How many grams of oxygen gas will be produced if 289 g of NaClO3 is decomposed to sodium chloride and oxygen gas? (the fourth letter in this formula is not capital i, but a lower case l)
2NaClO3 ==> 2NaCl + 3O2
This is a simple stoichiometry problem. I went over this in detail for Veronica. Here is a link to that question. Post your work if you get stuck.
https://www.jiskha.com/questions/1815058/i-cant-get-this-if-4-00-g-of-h2-are-made-to-react-with-excess-co-g-how-many-grams-of
To determine the number of grams of oxygen gas produced, we need to know the balanced chemical equation for the decomposition of sodium chlorate (NaClO₃) to sodium chloride (NaCl) and oxygen gas (O₂).
The balanced equation is:
2 NaClO₃ → 2 NaCl + 3 O₂
From the balanced equation, we can see that 2 moles of NaClO₃ decompose to produce 3 moles of O₂.

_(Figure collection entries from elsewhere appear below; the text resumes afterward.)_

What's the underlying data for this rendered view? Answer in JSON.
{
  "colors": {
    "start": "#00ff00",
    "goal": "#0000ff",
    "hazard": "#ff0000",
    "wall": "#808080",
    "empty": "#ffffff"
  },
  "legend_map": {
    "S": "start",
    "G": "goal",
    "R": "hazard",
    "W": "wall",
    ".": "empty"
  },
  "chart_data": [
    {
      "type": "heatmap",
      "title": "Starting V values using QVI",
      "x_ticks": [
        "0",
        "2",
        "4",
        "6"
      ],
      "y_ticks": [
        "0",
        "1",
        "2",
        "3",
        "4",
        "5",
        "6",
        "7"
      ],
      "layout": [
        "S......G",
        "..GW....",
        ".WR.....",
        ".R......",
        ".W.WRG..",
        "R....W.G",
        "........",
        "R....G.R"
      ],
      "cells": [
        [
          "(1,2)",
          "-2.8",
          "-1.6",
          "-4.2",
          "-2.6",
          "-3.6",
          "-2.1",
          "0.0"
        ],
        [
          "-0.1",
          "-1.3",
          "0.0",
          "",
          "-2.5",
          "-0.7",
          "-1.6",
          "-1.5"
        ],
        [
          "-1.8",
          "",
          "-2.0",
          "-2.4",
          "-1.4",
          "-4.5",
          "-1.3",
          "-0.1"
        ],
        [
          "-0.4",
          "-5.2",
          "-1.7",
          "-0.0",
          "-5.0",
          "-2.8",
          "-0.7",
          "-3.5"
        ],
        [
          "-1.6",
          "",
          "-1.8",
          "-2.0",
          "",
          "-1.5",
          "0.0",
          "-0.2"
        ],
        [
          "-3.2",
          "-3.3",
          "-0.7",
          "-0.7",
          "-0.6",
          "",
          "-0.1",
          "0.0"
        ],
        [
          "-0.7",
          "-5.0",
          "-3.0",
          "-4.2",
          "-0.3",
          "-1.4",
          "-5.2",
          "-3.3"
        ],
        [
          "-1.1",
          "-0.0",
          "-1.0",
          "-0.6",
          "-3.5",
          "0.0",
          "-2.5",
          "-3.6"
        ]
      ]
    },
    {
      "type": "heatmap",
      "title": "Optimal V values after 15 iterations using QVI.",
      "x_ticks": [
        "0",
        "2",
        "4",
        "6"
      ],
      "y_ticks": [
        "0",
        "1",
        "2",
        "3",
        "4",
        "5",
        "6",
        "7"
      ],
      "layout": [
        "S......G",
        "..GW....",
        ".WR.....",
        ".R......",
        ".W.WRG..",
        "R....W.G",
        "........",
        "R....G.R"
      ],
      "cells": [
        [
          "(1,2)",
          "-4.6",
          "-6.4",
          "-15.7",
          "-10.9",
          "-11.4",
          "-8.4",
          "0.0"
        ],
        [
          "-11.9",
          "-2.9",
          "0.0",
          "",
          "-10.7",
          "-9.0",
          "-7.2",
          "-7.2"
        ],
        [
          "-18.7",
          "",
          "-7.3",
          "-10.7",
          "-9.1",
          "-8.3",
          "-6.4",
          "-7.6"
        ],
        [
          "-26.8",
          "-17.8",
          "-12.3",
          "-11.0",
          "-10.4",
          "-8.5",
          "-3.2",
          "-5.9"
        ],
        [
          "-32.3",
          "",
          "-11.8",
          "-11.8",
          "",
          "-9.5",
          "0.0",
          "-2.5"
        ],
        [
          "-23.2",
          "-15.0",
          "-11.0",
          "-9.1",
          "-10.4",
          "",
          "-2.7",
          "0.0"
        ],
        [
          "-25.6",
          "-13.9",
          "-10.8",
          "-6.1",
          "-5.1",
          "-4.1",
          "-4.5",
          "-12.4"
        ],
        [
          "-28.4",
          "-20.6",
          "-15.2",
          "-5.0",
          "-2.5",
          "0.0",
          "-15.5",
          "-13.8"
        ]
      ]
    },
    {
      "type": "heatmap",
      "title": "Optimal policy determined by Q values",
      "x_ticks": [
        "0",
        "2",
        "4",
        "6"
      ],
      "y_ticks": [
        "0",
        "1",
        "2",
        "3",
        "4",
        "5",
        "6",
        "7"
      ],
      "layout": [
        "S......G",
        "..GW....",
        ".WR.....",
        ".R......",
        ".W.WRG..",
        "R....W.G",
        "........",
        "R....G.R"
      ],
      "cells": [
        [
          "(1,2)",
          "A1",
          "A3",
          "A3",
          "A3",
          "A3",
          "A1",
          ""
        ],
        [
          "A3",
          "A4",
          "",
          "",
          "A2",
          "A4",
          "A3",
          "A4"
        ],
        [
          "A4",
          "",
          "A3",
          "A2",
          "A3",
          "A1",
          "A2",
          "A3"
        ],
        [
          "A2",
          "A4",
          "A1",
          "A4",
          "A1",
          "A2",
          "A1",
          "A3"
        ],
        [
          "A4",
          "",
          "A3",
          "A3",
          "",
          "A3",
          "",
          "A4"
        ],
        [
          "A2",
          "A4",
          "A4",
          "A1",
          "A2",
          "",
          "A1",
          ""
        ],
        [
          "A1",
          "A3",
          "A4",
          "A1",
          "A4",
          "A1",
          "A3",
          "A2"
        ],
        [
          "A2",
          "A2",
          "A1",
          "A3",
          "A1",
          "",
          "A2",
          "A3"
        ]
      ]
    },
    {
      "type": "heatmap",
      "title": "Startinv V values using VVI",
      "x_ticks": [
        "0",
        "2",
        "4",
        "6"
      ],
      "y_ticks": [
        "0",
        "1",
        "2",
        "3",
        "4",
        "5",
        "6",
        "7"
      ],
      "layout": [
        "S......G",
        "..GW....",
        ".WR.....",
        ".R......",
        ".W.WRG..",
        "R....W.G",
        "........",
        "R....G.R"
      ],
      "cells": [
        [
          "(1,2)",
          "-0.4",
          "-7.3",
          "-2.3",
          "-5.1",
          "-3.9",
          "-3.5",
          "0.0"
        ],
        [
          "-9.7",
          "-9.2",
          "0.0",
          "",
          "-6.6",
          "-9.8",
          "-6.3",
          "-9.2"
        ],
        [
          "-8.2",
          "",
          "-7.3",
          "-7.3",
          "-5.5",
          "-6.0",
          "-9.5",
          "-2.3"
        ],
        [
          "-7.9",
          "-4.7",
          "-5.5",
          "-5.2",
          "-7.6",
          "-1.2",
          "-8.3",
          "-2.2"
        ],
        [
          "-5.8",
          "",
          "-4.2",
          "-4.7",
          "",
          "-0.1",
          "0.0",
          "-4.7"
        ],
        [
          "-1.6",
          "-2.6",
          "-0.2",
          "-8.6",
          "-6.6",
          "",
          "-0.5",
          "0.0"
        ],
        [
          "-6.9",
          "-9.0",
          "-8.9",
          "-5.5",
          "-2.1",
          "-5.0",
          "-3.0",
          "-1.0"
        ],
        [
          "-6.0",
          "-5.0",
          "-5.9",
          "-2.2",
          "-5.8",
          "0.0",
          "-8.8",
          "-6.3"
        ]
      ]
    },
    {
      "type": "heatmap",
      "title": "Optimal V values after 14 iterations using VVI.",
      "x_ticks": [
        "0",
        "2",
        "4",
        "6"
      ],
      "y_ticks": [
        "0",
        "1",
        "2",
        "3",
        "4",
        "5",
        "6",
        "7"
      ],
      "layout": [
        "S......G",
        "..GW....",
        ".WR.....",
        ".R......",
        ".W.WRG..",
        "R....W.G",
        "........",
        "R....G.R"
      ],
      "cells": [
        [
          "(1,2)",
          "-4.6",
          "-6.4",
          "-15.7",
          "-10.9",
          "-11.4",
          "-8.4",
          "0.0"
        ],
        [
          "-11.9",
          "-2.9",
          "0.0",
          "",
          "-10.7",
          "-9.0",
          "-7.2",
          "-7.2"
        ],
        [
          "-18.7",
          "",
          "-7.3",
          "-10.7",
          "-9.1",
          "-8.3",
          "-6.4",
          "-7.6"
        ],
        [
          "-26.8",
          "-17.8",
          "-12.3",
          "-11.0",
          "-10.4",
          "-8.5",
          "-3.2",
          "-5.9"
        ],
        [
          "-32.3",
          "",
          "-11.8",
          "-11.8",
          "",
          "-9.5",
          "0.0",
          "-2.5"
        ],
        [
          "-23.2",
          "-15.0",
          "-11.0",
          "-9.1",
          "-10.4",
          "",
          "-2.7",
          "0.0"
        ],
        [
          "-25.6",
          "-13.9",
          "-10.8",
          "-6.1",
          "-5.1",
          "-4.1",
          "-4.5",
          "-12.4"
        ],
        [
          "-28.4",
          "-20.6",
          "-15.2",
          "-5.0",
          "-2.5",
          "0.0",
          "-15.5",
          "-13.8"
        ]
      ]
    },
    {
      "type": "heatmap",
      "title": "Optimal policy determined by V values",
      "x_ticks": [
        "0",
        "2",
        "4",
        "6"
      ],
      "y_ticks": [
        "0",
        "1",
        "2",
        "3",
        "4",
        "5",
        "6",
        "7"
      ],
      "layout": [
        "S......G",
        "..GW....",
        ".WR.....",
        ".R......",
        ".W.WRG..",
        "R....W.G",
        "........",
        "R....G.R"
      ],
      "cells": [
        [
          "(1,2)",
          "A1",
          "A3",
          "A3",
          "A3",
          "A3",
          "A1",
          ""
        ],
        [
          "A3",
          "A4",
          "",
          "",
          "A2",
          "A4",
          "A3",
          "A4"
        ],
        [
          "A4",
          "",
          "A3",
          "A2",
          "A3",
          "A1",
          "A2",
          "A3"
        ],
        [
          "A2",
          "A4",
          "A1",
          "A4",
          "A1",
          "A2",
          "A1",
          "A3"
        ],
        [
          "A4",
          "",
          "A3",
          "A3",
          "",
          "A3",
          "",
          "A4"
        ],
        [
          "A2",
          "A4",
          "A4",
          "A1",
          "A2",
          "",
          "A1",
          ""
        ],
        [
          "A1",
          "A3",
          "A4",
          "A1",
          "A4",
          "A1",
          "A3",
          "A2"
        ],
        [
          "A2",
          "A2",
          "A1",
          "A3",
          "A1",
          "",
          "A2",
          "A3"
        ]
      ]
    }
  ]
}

Now, we need to calculate the number of moles of NaClO₃ present in 289 g. To do this, we'll use the molar mass of NaClO₃.
Molar mass of NaClO₃:
Na: 22.99 g/mol
Cl: 35.45 g/mol
O: 16.00 g/mol
Molar mass of NaClO₃ = 22.99 g/mol + 35.45 g/mol + 3(16.00 g/mol) = 122.44 g/mol
Now, we'll calculate the number of moles of NaClO₃:
Moles of NaClO₃ = Mass of NaClO₃ / Molar mass of NaClO₃
= 289 g / 122.44 g/mol
≈ 2.36 mol
Since the molar ratio between NaClO₃ and O₂ is 2:3, we can calculate the moles of O₂ produced:
Moles of O₂ = (3/2) * Moles of NaClO₃
= (3/2) * 2.36 mol
≈ 3.54 mol
Finally, we'll convert the moles of O₂ to grams:
Grams of O₂ = Moles of O₂ * Molar mass of O₂
= 3.54 mol * 32.00 g/mol (molar mass of O₂)
≈ 113.3 g
Therefore, approximately 113.3 grams of oxygen gas will be produced when 289 grams of NaClO₃ is decomposed.